The BRIDGE Act (that's "Building and Renewing Infrastructure for Development and Growth in Employment") would establish an “Infrastructure Financing Authority” (IFA) to "fund the most important and most economically viable projects nationwide, and incentivize private investment,” according to a bill summary [PDF]. The IFA would “closely follow the Export-Import Bank model,” particularly its quasi-governmental form. The Warner-Blunt proposal would make the IFA a government-owned entity but independent of any federal agency (though the Treasury Department’s Inspector General would oversee IFA’s operations for the first five years), with an explicitly bi-partisan board.
In that and other ways, the proposal is more similar to the Kerry-Hutchison-Warner proposal of 2011 than to the Rockefeller-Lautenberg plan, also first introduced in 2011 and re-introduced earlier this year. Like the Kerry-Hutchison-Warner BUILD Act, the Warner-Blunt proposal would not house the IFA within U.S. DOT, it would not include a grant program, and it would fund a wide variety of infrastructure projects (including water and energy) in addition to transportation. The Rockefeller-Lautenberg plan would have started out as transportation-only, though it left itself the option of broadening its scope later on.
While credit-worthiness is important, IFA projects would also have to “show a clear public benefit” and “meet economic, technical and environmental standards.” While the bill would cost $10 billion in initial seed money, it would then be self-sustaining via the returns on its lending.
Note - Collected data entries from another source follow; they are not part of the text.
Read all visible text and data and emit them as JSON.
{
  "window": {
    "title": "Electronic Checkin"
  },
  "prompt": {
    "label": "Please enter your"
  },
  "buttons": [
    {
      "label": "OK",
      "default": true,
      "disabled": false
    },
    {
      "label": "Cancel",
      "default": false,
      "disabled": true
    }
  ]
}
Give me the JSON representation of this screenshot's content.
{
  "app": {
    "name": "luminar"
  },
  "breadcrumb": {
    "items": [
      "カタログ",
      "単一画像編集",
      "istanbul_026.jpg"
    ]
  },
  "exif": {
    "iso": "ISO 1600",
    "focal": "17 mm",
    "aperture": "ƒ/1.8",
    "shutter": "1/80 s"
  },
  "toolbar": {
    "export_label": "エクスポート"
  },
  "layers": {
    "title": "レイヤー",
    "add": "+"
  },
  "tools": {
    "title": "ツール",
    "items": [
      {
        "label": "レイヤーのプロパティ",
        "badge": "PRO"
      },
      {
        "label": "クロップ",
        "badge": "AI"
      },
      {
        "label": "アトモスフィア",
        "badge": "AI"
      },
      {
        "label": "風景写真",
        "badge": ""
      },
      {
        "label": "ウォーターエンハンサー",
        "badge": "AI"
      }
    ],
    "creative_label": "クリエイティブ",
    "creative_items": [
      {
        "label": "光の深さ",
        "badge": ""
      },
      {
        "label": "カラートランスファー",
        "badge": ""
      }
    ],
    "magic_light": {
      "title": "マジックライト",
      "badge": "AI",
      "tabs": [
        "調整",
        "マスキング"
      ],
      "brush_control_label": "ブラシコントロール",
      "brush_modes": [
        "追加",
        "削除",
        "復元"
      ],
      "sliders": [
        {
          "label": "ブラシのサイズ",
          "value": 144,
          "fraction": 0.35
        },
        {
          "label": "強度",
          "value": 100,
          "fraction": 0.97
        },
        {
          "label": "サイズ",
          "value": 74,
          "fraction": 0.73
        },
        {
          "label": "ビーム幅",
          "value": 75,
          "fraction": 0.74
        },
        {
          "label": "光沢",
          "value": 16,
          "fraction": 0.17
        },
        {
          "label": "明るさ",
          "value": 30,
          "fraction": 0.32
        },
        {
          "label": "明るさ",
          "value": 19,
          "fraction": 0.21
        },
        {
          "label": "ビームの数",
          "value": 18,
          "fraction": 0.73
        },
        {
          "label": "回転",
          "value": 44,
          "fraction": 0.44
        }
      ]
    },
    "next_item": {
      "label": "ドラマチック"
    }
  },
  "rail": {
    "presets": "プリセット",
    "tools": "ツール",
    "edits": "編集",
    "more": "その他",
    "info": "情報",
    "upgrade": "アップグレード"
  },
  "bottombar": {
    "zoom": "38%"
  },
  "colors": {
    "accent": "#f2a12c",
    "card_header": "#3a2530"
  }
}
Combined with investment from the private sector, that $10 billion could turn into as much as $300 billion in new transportation projects, according to Warner's office.
The proposal has drawn positive responses from different quarters. Jane Garvey, North America chair of Meridiam Infrastructure and former administrator of the Federal Aviation Administration, said the independent nature of the IFA would “stimulate responsible investment that is good for the U.S. taxpayer by prioritizing projects with strong public benefits and clear financing plans.” Bill Graves of the American Trucking Association, cognizant of the difference between financing and funding, notes that the BRIDGE Act would need to be combined with a gas tax increase to "provide the funding levels needed to maintain and improve our nation’s highways.” And James Corless, director of Transportation for America, said, “These tools will help communities not only bring their infrastructure into a state of good repair but also build the system the need to compete in the future.”
If Warner and Blunt hope the BRIDGE Act will get folded into the next surface transportation reauthorization, they’ll be up against formidable opposition. They have to deal with the many Republicans who would rather eat worms than put their names on anything Obama supports. And not only that, they’ll also have to contend with Senator Barbara Boxer and other negotiators of MAP-21 who seem to feel that MAP-21 -- while it only has a two year duration -- set policy for the next six years and that the task of the next bill is mainly to fix the revenue stream.